Pandemic pricing: Adding new homes to the existing stockpile is not cheap. NAR says the typical existing home sold for $341,600 in April, up 19.1% in a year and the 110th straight month of year-over-year gains. And new homes? They had a median price of $372,400 in April, a premium of almost $31,000. The higher cost is a substantial hurdle for many would-be buyers.
“From lumber to paint to concrete,” says Bloomberg, “the cost of almost every single item that goes into building a house in the U.S. is soaring. In some cases, the price increases have topped 100% since the pandemic began.”

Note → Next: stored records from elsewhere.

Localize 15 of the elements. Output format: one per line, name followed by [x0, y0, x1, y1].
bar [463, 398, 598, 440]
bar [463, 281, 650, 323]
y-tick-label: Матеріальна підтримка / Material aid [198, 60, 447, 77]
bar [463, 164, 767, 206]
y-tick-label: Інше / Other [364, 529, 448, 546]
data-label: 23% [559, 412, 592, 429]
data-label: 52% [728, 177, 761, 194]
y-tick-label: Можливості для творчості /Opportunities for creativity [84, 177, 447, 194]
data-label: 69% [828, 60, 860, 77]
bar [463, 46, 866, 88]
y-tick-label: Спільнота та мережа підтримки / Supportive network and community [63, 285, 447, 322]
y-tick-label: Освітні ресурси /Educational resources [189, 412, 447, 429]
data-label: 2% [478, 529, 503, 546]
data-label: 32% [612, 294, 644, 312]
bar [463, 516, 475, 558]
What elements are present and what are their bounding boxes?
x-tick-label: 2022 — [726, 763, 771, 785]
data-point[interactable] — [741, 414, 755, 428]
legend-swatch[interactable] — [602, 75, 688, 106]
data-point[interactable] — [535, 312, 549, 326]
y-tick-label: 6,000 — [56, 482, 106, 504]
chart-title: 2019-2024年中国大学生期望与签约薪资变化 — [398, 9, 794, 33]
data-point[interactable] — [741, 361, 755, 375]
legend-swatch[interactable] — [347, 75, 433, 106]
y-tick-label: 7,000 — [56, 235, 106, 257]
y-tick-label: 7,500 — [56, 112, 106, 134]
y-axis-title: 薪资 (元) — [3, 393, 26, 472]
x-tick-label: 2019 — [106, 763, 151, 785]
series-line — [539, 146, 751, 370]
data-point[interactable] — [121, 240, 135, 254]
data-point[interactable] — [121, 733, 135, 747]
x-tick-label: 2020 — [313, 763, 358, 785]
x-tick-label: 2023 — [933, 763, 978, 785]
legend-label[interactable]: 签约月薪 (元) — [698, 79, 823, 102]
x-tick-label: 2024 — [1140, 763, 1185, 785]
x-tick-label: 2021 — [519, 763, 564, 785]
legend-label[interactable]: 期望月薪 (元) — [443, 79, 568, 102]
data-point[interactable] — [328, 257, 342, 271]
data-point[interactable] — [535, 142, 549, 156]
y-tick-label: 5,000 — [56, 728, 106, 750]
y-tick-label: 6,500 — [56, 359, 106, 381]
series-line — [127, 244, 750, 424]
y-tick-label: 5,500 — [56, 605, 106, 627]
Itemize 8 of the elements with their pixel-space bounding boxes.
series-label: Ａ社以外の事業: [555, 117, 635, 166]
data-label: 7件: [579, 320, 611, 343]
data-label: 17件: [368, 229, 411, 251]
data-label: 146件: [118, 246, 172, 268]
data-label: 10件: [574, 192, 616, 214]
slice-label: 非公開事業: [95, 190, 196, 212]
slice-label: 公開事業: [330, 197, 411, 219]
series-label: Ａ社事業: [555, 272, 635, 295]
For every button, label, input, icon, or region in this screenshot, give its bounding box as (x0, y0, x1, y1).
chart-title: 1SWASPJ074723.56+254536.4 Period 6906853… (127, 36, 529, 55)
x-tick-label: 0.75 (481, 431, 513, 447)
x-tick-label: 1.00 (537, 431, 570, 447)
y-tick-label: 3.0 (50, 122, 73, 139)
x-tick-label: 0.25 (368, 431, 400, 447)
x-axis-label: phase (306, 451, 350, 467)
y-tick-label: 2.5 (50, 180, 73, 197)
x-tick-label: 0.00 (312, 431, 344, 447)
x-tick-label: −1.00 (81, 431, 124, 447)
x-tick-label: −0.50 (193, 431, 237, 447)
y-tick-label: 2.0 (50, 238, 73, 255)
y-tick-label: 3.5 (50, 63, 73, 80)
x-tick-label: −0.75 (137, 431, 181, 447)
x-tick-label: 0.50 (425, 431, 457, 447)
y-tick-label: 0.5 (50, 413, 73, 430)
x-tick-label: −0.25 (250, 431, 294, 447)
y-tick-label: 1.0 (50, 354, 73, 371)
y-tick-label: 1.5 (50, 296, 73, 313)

Existing homes. The quickest way to pump-up inventories is to have more owners sell, but that’s not a feasible strategy. Owners know they can sell for a good price, but then they need to find a replacement property and that can mean a bidding war and big transaction expenses. An alternative strategy is to refinance at today’s rates and lower ownership costs or get a cash-out refinance. In either case, with refinancing there are no costs to market the property or to move.
Given these factors, it appears that the inventory shortage is going to be with us for a very long time. That’s a plus for property owners and a hurdle for buyers — especially first-timers. But, in today’s world, that’s reality.